First, prepare pork loin roast. Pat it dry with a paper towel and then season all sides of the pork loin roast with the pork dry rub.
Heat 3 tablespoons of butter in a cast-iron skillet over medium/high heat. Then, sear all 4 sides for around 1-2 minutes each to brown it. Remove from heat and set aside.
Deglaze the cast iron skillet with 1/4 cup of beef broth. Then, over medium/high heat saute garlic and onion for 1-2 minutes until fragrant. Set aside.
Dice potatoes into 1.5 to 2-inch chunks and place them on the bottom of your slow cooker. Pour the garlic, onion, and broth on top of the potatoes.
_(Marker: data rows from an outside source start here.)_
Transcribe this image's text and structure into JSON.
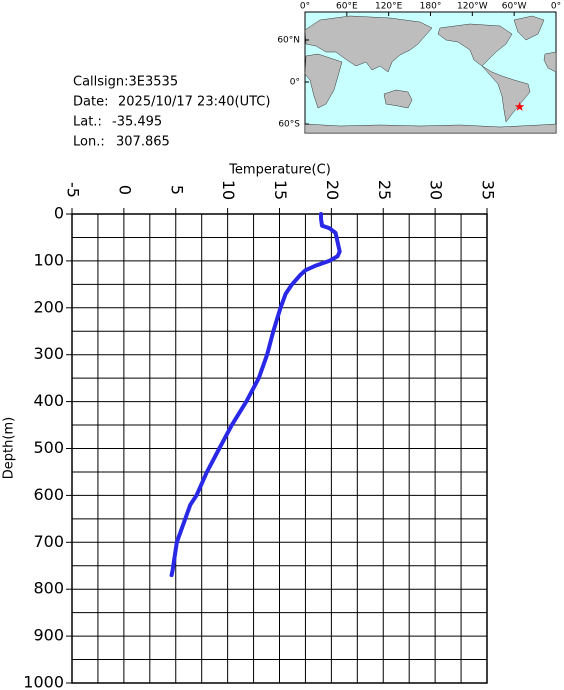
{
  "chart_data": {
    "type": "line",
    "xlabel": "Temperature(C)",
    "ylabel": "Depth(m)",
    "xlim": [
      -5,
      35
    ],
    "ylim": [
      0,
      1000
    ],
    "y_inverted": true,
    "xticks": [
      -5,
      0,
      5,
      10,
      15,
      20,
      25,
      30,
      35
    ],
    "xminor": [
      -2.5,
      2.5,
      7.5,
      12.5,
      17.5,
      22.5,
      27.5,
      32.5
    ],
    "yticks": [
      0,
      100,
      200,
      300,
      400,
      500,
      600,
      700,
      800,
      900,
      1000
    ],
    "yminor": [
      50,
      150,
      250,
      350,
      450,
      550,
      650,
      750,
      850,
      950
    ],
    "grid": true,
    "color": "#2828e6",
    "x": [
      19.0,
      19.0,
      19.1,
      19.8,
      20.4,
      20.6,
      20.8,
      20.6,
      19.8,
      18.5,
      17.5,
      17.0,
      16.2,
      15.6,
      15.1,
      14.4,
      13.8,
      13.0,
      11.8,
      10.4,
      9.2,
      8.0,
      7.0,
      6.4,
      5.1,
      4.7,
      4.6
    ],
    "y": [
      0,
      10,
      25,
      30,
      40,
      60,
      80,
      90,
      100,
      110,
      120,
      130,
      150,
      170,
      200,
      250,
      300,
      350,
      400,
      450,
      500,
      550,
      600,
      620,
      700,
      760,
      770
    ]
  },
  "info": {
    "callsign": "Callsign:3E3535",
    "date_label": "Date:",
    "date": "2025/10/17 23:40(UTC)",
    "lat_label": "Lat.:",
    "lat": -35.495,
    "lon_label": "Lon.:",
    "lon": 307.865
  },
  "map": {
    "lon_ticks": [
      {
        "value": 0,
        "label": "0°"
      },
      {
        "value": 60,
        "label": "60°E"
      },
      {
        "value": 120,
        "label": "120°E"
      },
      {
        "value": 180,
        "label": "180°"
      },
      {
        "value": 240,
        "label": "120°W"
      },
      {
        "value": 300,
        "label": "60°W"
      },
      {
        "value": 360,
        "label": "0°"
      }
    ],
    "lat_ticks": [
      {
        "value": 60,
        "label": "60°N"
      },
      {
        "value": 0,
        "label": "0°"
      },
      {
        "value": -60,
        "label": "60°S"
      }
    ],
    "marker_color": "#ff0000"
  }
}
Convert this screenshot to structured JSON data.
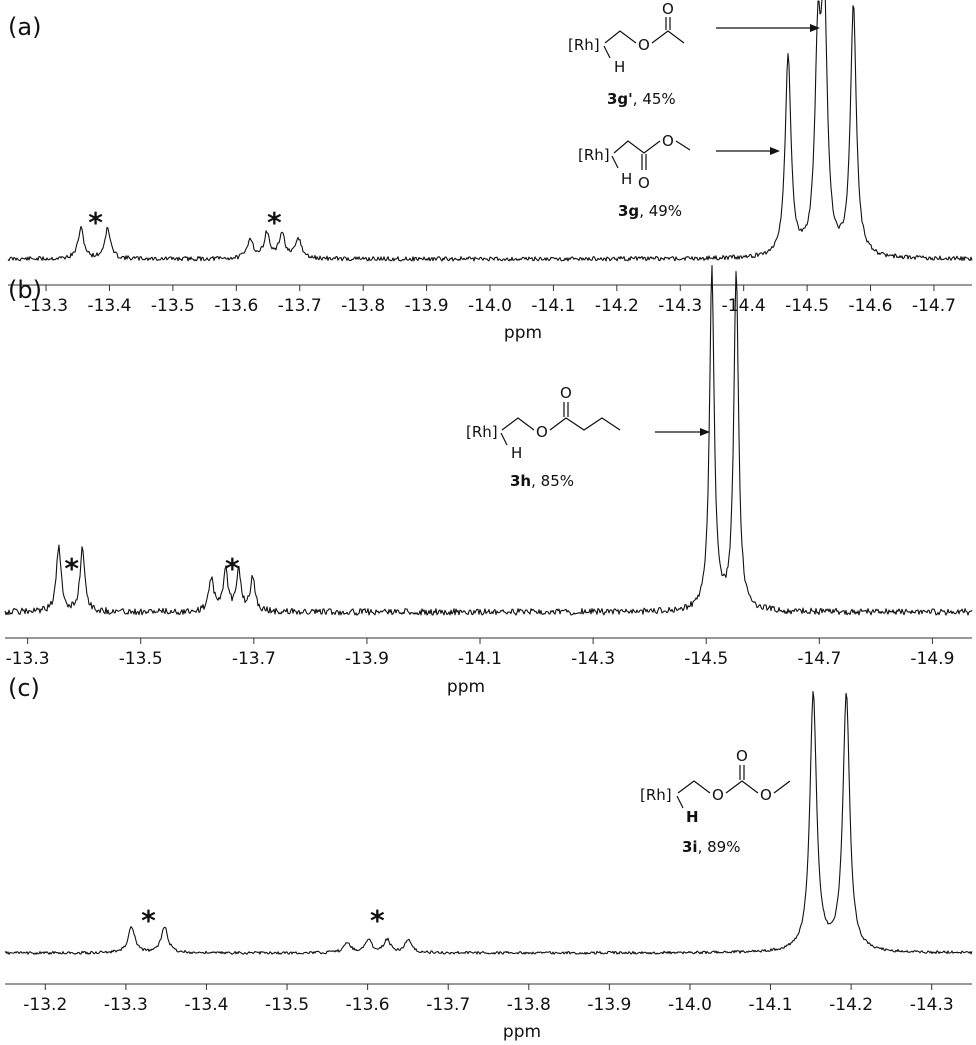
{
  "chart_data": [
    {
      "type": "line",
      "panel_label": "(a)",
      "xlabel": "ppm",
      "x_ticks": [
        "-13.3",
        "-13.4",
        "-13.5",
        "-13.6",
        "-13.7",
        "-13.8",
        "-13.9",
        "-14.0",
        "-14.1",
        "-14.2",
        "-14.3",
        "-14.4",
        "-14.5",
        "-14.6",
        "-14.7"
      ],
      "x_axis": "reversed",
      "xlim": [
        -13.24,
        -14.76
      ],
      "peaks": [
        {
          "ppm": -13.355,
          "height": 0.12
        },
        {
          "ppm": -13.397,
          "height": 0.12
        },
        {
          "ppm": -13.622,
          "height": 0.08
        },
        {
          "ppm": -13.648,
          "height": 0.1
        },
        {
          "ppm": -13.672,
          "height": 0.1
        },
        {
          "ppm": -13.698,
          "height": 0.08
        },
        {
          "ppm": -14.47,
          "height": 0.8
        },
        {
          "ppm": -14.517,
          "height": 0.78
        },
        {
          "ppm": -14.527,
          "height": 0.97
        },
        {
          "ppm": -14.573,
          "height": 1.0
        }
      ],
      "impurity_markers": [
        {
          "ppm": -13.378,
          "label": "*"
        },
        {
          "ppm": -13.66,
          "label": "*"
        }
      ],
      "annotations": [
        {
          "id": "3g_prime",
          "structure_label": "[Rh]",
          "h_label": "H",
          "o_ester": "O",
          "o_carbonyl": "O",
          "caption_bold": "3g'",
          "caption_rest": ", 45%"
        },
        {
          "id": "3g",
          "structure_label": "[Rh]",
          "h_label": "H",
          "o_ester": "O",
          "o_carbonyl": "O",
          "caption_bold": "3g",
          "caption_rest": ", 49%"
        }
      ]
    },
    {
      "type": "line",
      "panel_label": "(b)",
      "xlabel": "ppm",
      "x_ticks": [
        "-13.3",
        "-13.5",
        "-13.7",
        "-13.9",
        "-14.1",
        "-14.3",
        "-14.5",
        "-14.7",
        "-14.9"
      ],
      "x_axis": "reversed",
      "xlim": [
        -13.26,
        -14.97
      ],
      "peaks": [
        {
          "ppm": -13.355,
          "height": 0.19
        },
        {
          "ppm": -13.397,
          "height": 0.19
        },
        {
          "ppm": -13.625,
          "height": 0.1
        },
        {
          "ppm": -13.65,
          "height": 0.12
        },
        {
          "ppm": -13.673,
          "height": 0.12
        },
        {
          "ppm": -13.698,
          "height": 0.1
        },
        {
          "ppm": -14.51,
          "height": 1.0
        },
        {
          "ppm": -14.553,
          "height": 1.0
        }
      ],
      "impurity_markers": [
        {
          "ppm": -13.378,
          "label": "*"
        },
        {
          "ppm": -13.662,
          "label": "*"
        }
      ],
      "annotations": [
        {
          "id": "3h",
          "structure_label": "[Rh]",
          "h_label": "H",
          "o_ester": "O",
          "o_carbonyl": "O",
          "caption_bold": "3h",
          "caption_rest": ", 85%"
        }
      ]
    },
    {
      "type": "line",
      "panel_label": "(c)",
      "xlabel": "ppm",
      "x_ticks": [
        "-13.2",
        "-13.3",
        "-13.4",
        "-13.5",
        "-13.6",
        "-13.7",
        "-13.8",
        "-13.9",
        "-14.0",
        "-14.1",
        "-14.2",
        "-14.3"
      ],
      "x_axis": "reversed",
      "xlim": [
        -13.15,
        -14.35
      ],
      "peaks": [
        {
          "ppm": -13.307,
          "height": 0.1
        },
        {
          "ppm": -13.348,
          "height": 0.1
        },
        {
          "ppm": -13.575,
          "height": 0.04
        },
        {
          "ppm": -13.601,
          "height": 0.05
        },
        {
          "ppm": -13.624,
          "height": 0.05
        },
        {
          "ppm": -13.65,
          "height": 0.05
        },
        {
          "ppm": -14.153,
          "height": 1.0
        },
        {
          "ppm": -14.194,
          "height": 1.0
        }
      ],
      "impurity_markers": [
        {
          "ppm": -13.328,
          "label": "*"
        },
        {
          "ppm": -13.612,
          "label": "*"
        }
      ],
      "annotations": [
        {
          "id": "3i",
          "structure_label": "[Rh]",
          "h_label": "H",
          "o_ester": "O",
          "o_ether": "O",
          "o_carbonyl": "O",
          "caption_bold": "3i",
          "caption_rest": ", 89%"
        }
      ]
    }
  ]
}
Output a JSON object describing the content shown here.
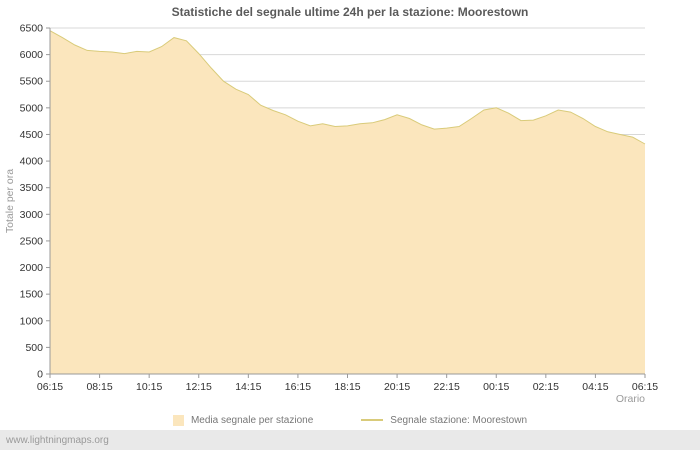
{
  "chart_data": {
    "type": "area",
    "title": "Statistiche del segnale ultime 24h per la stazione: Moorestown",
    "xlabel": "Orario",
    "ylabel": "Totale per ora",
    "ylim": [
      0,
      6500
    ],
    "y_tick_step": 500,
    "grid": "horizontal",
    "x_tick_labels": [
      "06:15",
      "08:15",
      "10:15",
      "12:15",
      "14:15",
      "16:15",
      "18:15",
      "20:15",
      "22:15",
      "00:15",
      "02:15",
      "04:15",
      "06:15"
    ],
    "x_hours_offset": [
      0,
      0.5,
      1,
      1.5,
      2,
      2.5,
      3,
      3.5,
      4,
      4.5,
      5,
      5.5,
      6,
      6.5,
      7,
      7.5,
      8,
      8.5,
      9,
      9.5,
      10,
      10.5,
      11,
      11.5,
      12,
      12.5,
      13,
      13.5,
      14,
      14.5,
      15,
      15.5,
      16,
      16.5,
      17,
      17.5,
      18,
      18.5,
      19,
      19.5,
      20,
      20.5,
      21,
      21.5,
      22,
      22.5,
      23,
      23.5,
      24
    ],
    "x_range_hours": 24,
    "series": [
      {
        "name": "Media segnale per stazione",
        "type": "area",
        "color": "#fbe6bd",
        "values": [
          6450,
          6320,
          6180,
          6080,
          6060,
          6050,
          6020,
          6060,
          6050,
          6150,
          6320,
          6260,
          6020,
          5750,
          5500,
          5350,
          5250,
          5050,
          4950,
          4870,
          4750,
          4660,
          4700,
          4650,
          4660,
          4700,
          4720,
          4780,
          4870,
          4800,
          4680,
          4600,
          4620,
          4650,
          4800,
          4960,
          5000,
          4900,
          4760,
          4770,
          4850,
          4960,
          4920,
          4800,
          4650,
          4550,
          4500,
          4450,
          4320
        ]
      },
      {
        "name": "Segnale stazione: Moorestown",
        "type": "line",
        "color": "#d9cb7a",
        "values": [
          6450,
          6320,
          6180,
          6080,
          6060,
          6050,
          6020,
          6060,
          6050,
          6150,
          6320,
          6260,
          6020,
          5750,
          5500,
          5350,
          5250,
          5050,
          4950,
          4870,
          4750,
          4660,
          4700,
          4650,
          4660,
          4700,
          4720,
          4780,
          4870,
          4800,
          4680,
          4600,
          4620,
          4650,
          4800,
          4960,
          5000,
          4900,
          4760,
          4770,
          4850,
          4960,
          4920,
          4800,
          4650,
          4550,
          4500,
          4450,
          4320
        ]
      }
    ],
    "legend": {
      "position": "bottom",
      "entries": [
        {
          "label": "Media segnale per stazione",
          "swatch": "area",
          "color": "#fbe6bd"
        },
        {
          "label": "Segnale stazione: Moorestown",
          "swatch": "line",
          "color": "#d9cb7a"
        }
      ]
    }
  },
  "footer": {
    "watermark": "www.lightningmaps.org"
  }
}
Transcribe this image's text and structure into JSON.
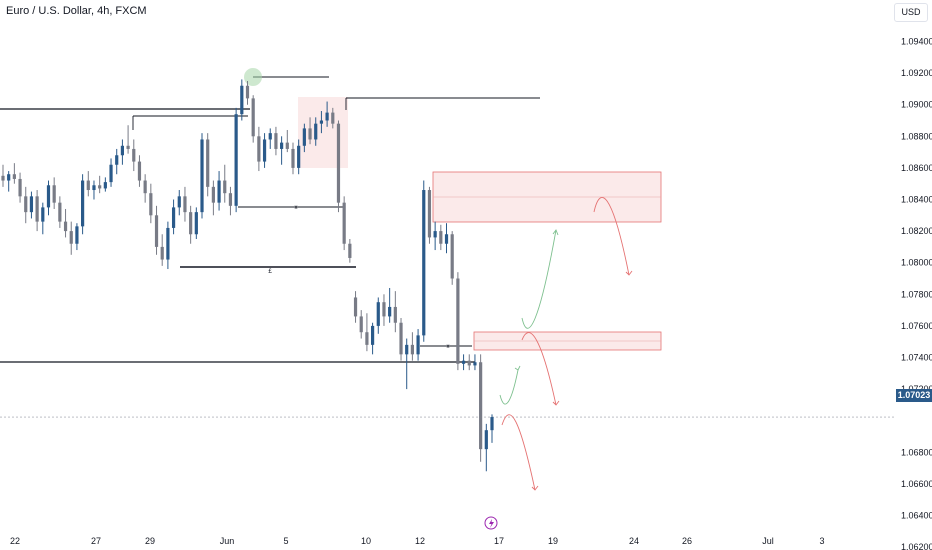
{
  "header": {
    "title": "Euro / U.S. Dollar, 4h, FXCM",
    "currency": "USD"
  },
  "last_price_label": "1.07023",
  "colors": {
    "up": "#2a5a8a",
    "down": "#787b86",
    "zone": "#f4c3c3",
    "bull_path": "#7ec08f",
    "bear_path": "#e57373",
    "circle": "#a5d6a7"
  },
  "icons": {
    "flash": "lightning-icon"
  },
  "chart_data": {
    "type": "candlestick",
    "title": "Euro / U.S. Dollar, 4h, FXCM",
    "x_ticks": [
      "22",
      "27",
      "29",
      "Jun",
      "5",
      "10",
      "12",
      "17",
      "19",
      "24",
      "26",
      "Jul",
      "3"
    ],
    "y_ticks": [
      "1.09400",
      "1.09200",
      "1.09000",
      "1.08800",
      "1.08600",
      "1.08400",
      "1.08200",
      "1.08000",
      "1.07800",
      "1.07600",
      "1.07400",
      "1.07200",
      "1.06800",
      "1.06600",
      "1.06400",
      "1.06200"
    ],
    "ylim": [
      1.0615,
      1.0955
    ],
    "last_price": 1.07023,
    "candles": [
      [
        1.0855,
        1.0862,
        1.0848,
        1.0852
      ],
      [
        1.0852,
        1.0858,
        1.0845,
        1.0856
      ],
      [
        1.0856,
        1.0863,
        1.085,
        1.0853
      ],
      [
        1.0853,
        1.0857,
        1.0838,
        1.0842
      ],
      [
        1.0842,
        1.0848,
        1.0825,
        1.0832
      ],
      [
        1.0832,
        1.0845,
        1.0828,
        1.0842
      ],
      [
        1.0842,
        1.0846,
        1.082,
        1.0826
      ],
      [
        1.0826,
        1.0838,
        1.0818,
        1.0835
      ],
      [
        1.0835,
        1.0852,
        1.083,
        1.0849
      ],
      [
        1.0849,
        1.0854,
        1.0834,
        1.0838
      ],
      [
        1.0838,
        1.0842,
        1.0822,
        1.0826
      ],
      [
        1.0826,
        1.0834,
        1.0816,
        1.082
      ],
      [
        1.082,
        1.0826,
        1.0805,
        1.0812
      ],
      [
        1.0812,
        1.0825,
        1.0808,
        1.0823
      ],
      [
        1.0823,
        1.0856,
        1.0818,
        1.0852
      ],
      [
        1.0852,
        1.0858,
        1.0842,
        1.0846
      ],
      [
        1.0846,
        1.0852,
        1.084,
        1.0849
      ],
      [
        1.0849,
        1.0855,
        1.0844,
        1.0847
      ],
      [
        1.0847,
        1.0854,
        1.0845,
        1.0851
      ],
      [
        1.0851,
        1.0866,
        1.0848,
        1.0862
      ],
      [
        1.0862,
        1.0872,
        1.0856,
        1.0868
      ],
      [
        1.0868,
        1.0878,
        1.0862,
        1.0874
      ],
      [
        1.0874,
        1.0887,
        1.0869,
        1.0872
      ],
      [
        1.0872,
        1.0878,
        1.0858,
        1.0864
      ],
      [
        1.0864,
        1.0868,
        1.0848,
        1.0852
      ],
      [
        1.0852,
        1.0856,
        1.0838,
        1.0844
      ],
      [
        1.0844,
        1.085,
        1.0825,
        1.083
      ],
      [
        1.083,
        1.0836,
        1.0805,
        1.081
      ],
      [
        1.081,
        1.0818,
        1.0798,
        1.0802
      ],
      [
        1.0802,
        1.0826,
        1.0796,
        1.0822
      ],
      [
        1.0822,
        1.084,
        1.0818,
        1.0835
      ],
      [
        1.0835,
        1.0846,
        1.083,
        1.0842
      ],
      [
        1.0842,
        1.0848,
        1.0826,
        1.0832
      ],
      [
        1.0832,
        1.0836,
        1.0812,
        1.0818
      ],
      [
        1.0818,
        1.0835,
        1.0815,
        1.0832
      ],
      [
        1.0832,
        1.0882,
        1.0828,
        1.0878
      ],
      [
        1.0878,
        1.0882,
        1.0842,
        1.0848
      ],
      [
        1.0848,
        1.0852,
        1.083,
        1.0838
      ],
      [
        1.0838,
        1.0858,
        1.0833,
        1.0852
      ],
      [
        1.0852,
        1.0862,
        1.0838,
        1.0844
      ],
      [
        1.0844,
        1.0848,
        1.083,
        1.0836
      ],
      [
        1.0836,
        1.0898,
        1.0832,
        1.0894
      ],
      [
        1.0894,
        1.0916,
        1.089,
        1.0912
      ],
      [
        1.0912,
        1.0915,
        1.09,
        1.0904
      ],
      [
        1.0904,
        1.0906,
        1.0876,
        1.088
      ],
      [
        1.088,
        1.0886,
        1.0858,
        1.0864
      ],
      [
        1.0864,
        1.0882,
        1.086,
        1.0878
      ],
      [
        1.0878,
        1.0885,
        1.0872,
        1.0882
      ],
      [
        1.0882,
        1.0886,
        1.0868,
        1.0872
      ],
      [
        1.0872,
        1.088,
        1.0862,
        1.0876
      ],
      [
        1.0876,
        1.0884,
        1.087,
        1.0872
      ],
      [
        1.0872,
        1.0876,
        1.0856,
        1.086
      ],
      [
        1.086,
        1.0878,
        1.0856,
        1.0874
      ],
      [
        1.0874,
        1.0888,
        1.087,
        1.0885
      ],
      [
        1.0885,
        1.0892,
        1.0875,
        1.0878
      ],
      [
        1.0878,
        1.0892,
        1.0874,
        1.0888
      ],
      [
        1.0888,
        1.0896,
        1.0882,
        1.089
      ],
      [
        1.089,
        1.0902,
        1.0886,
        1.0895
      ],
      [
        1.0895,
        1.0898,
        1.0885,
        1.0888
      ],
      [
        1.0888,
        1.089,
        1.0832,
        1.0838
      ],
      [
        1.0838,
        1.0842,
        1.0808,
        1.0812
      ],
      [
        1.0812,
        1.0815,
        1.08,
        1.0803
      ],
      [
        1.0778,
        1.0782,
        1.0762,
        1.0766
      ],
      [
        1.0766,
        1.077,
        1.0752,
        1.0756
      ],
      [
        1.0756,
        1.0768,
        1.0744,
        1.0748
      ],
      [
        1.0748,
        1.0762,
        1.0742,
        1.076
      ],
      [
        1.076,
        1.0778,
        1.0755,
        1.0775
      ],
      [
        1.0775,
        1.078,
        1.076,
        1.0766
      ],
      [
        1.0766,
        1.0784,
        1.0762,
        1.0772
      ],
      [
        1.0772,
        1.0782,
        1.0756,
        1.0762
      ],
      [
        1.0762,
        1.0765,
        1.0738,
        1.0742
      ],
      [
        1.0742,
        1.0752,
        1.072,
        1.0748
      ],
      [
        1.0748,
        1.0756,
        1.0738,
        1.0742
      ],
      [
        1.0742,
        1.0758,
        1.0738,
        1.0754
      ],
      [
        1.0754,
        1.0852,
        1.075,
        1.0846
      ],
      [
        1.0846,
        1.0848,
        1.0812,
        1.0816
      ],
      [
        1.0816,
        1.0826,
        1.0808,
        1.082
      ],
      [
        1.082,
        1.0824,
        1.0808,
        1.0812
      ],
      [
        1.0812,
        1.0825,
        1.0806,
        1.0818
      ],
      [
        1.0818,
        1.082,
        1.0786,
        1.079
      ],
      [
        1.079,
        1.0794,
        1.0732,
        1.0736
      ],
      [
        1.0736,
        1.0742,
        1.0732,
        1.0738
      ],
      [
        1.0738,
        1.0742,
        1.0732,
        1.0735
      ],
      [
        1.0735,
        1.0742,
        1.0732,
        1.0737
      ],
      [
        1.0737,
        1.0742,
        1.0674,
        1.0682
      ],
      [
        1.0682,
        1.0698,
        1.0668,
        1.0694
      ],
      [
        1.0694,
        1.0704,
        1.0686,
        1.07023
      ]
    ],
    "annotations": {
      "labels": [
        "x",
        "£",
        "x",
        "x"
      ]
    }
  }
}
Then, place the pork loin on top of the potatoes and pour the remaining broth and Worcestershire sauce on top of the pork.
Cover slow cooker and then turn heat to low. Set timer for 4 hours. Check the temperature of the pork at 4 hours and if the internal temperature at the thickest part has reached 145ºF, then you know it's done. If it's not quite there, continue cooking for up to 1 more hour. The potatoes should also be tender to the touch
Remove pork loin from slow cooker and set aside. Then, transfer potatoes into a large bowl and transfer the leftover broth/liquid into a small saucepan.
Make mashed potatoes by adding butter, Greek yogurt, milk, salt, and pepper to the bowl with the hot potatoes. Either use a handheld masher or a hand mixer to mash potatoes.
Make gravy by turning the heat to medium/high. Bring the gravy to a simmer and then remove about 1/3 cup of liquid and create a cornstarch slurry by whisking it with 1 tablespoon of cornstarch. Pour the cornstarch slurry back into the saucepan and continue to simmer for a few more minutes until thickened. Once thickened, remove from heat.
Slice pork loin roast and serve on top of mashed potatoes with gravy on top.